Under construction previously described, an air circulation passage (W) that extends from the air inlet (15) of the decorative panel (14) to the valve of air (16) by means of the air filter (17), the bell mouth (27), the fan (20) and the heat exchanger (30), are defined inside the main body cover (11) of the air conditioner (1). And, when the fan (20) is driven during the air conditioning operation mode, the indoor air taken inside the cover (10) from the air inlet (15) through the air filter (17) flows in the bell mouth (27), in the fan (20), and the heat exchanger (30) in the order of air circulation of the passage (W). The indoor air exchanges heat with the refrigerant in the heat exchanger (30) and is located at temperature controlled (cooled during cooling mode of operation and heated during heating mode of operation). Subsequently, the air is emitted, as air conditioning, in an interior space. In this way, space Interior is air conditioning.

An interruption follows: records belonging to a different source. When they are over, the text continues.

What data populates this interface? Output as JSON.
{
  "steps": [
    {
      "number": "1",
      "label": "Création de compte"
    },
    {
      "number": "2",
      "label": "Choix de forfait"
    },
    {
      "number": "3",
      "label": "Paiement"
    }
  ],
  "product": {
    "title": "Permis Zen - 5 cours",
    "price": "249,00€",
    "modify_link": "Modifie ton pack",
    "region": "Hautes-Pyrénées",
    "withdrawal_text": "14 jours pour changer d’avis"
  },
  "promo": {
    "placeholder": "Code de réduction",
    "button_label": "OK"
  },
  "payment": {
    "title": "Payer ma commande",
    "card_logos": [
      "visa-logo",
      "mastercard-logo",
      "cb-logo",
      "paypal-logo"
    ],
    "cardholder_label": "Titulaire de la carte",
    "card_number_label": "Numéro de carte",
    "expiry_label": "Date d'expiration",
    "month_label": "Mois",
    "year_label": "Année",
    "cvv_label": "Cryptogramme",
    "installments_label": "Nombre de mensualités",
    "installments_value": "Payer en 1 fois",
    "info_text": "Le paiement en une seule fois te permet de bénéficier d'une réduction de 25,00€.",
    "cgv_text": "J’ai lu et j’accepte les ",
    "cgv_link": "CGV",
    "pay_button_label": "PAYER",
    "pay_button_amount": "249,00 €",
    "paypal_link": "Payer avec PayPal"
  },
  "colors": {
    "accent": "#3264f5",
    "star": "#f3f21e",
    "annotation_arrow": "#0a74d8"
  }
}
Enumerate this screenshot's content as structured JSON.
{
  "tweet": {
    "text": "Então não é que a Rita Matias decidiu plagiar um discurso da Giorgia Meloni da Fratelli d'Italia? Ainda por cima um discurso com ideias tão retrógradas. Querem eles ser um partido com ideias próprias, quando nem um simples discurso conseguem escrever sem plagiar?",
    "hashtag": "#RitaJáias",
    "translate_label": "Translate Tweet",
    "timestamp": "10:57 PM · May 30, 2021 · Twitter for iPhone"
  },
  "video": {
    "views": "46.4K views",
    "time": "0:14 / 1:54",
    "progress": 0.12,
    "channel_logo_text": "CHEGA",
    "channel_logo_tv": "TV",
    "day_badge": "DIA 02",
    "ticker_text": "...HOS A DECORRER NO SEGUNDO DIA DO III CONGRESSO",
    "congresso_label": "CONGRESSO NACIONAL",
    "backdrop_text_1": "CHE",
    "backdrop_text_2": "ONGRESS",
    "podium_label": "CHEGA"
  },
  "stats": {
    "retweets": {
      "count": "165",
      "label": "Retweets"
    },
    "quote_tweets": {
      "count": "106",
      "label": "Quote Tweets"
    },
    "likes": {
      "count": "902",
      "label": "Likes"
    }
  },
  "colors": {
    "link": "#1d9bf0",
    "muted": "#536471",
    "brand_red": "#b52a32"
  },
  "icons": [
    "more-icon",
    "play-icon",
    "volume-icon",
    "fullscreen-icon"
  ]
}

Here, when there is a demand for air conditioning be issued in a relatively direction towards below, for example, as in the operation mode of heating or similar, the horizontal vane (18) is oriented substantially vertically down (see Figure 4) of such so that the air conditioner flows along the vane horizontal (18) between the side wall of the outer peripheral side of the panel (16a, 16b) and the side wall of the peripheral side of the inner panel (16c, 16d) of the air valve (16) and is emitted in a downward direction as indicated by the arrow S of the figure.

On the other hand, during the so-called mode of "horizontal emission" operation (for example during mode  cooling and operation and so on), the paddle horizontal (18) is turned in an upward direction (see Figure 3) such that the upper surface (18f) of the pallet horizontal (18) is made substantially parallel with the portion mean (16b-c) of the second outer guide surface (16b) of the air valve (16). As a result of this, the air conditioning flows curved along the middle portion (18d) of the horizontal vane (18) in the middle portion of the valve of air (16) and the direction of its flow line varies mostly and gently. Then, as indicated by arrow S1 of the Figure, the air conditioner passes between the second guide surface outer (16b-c) on the outer peripheral side of the air valve panel (16) and the horizontal vane (18). Subsequently, the air conditioner is emitted through the air valve (16) at an emission angle as parallel as possible on the bottom surface of the ceiling board (70) (for example, at angles of 30 to 35 degrees from the surface bottom of the roof board (70)).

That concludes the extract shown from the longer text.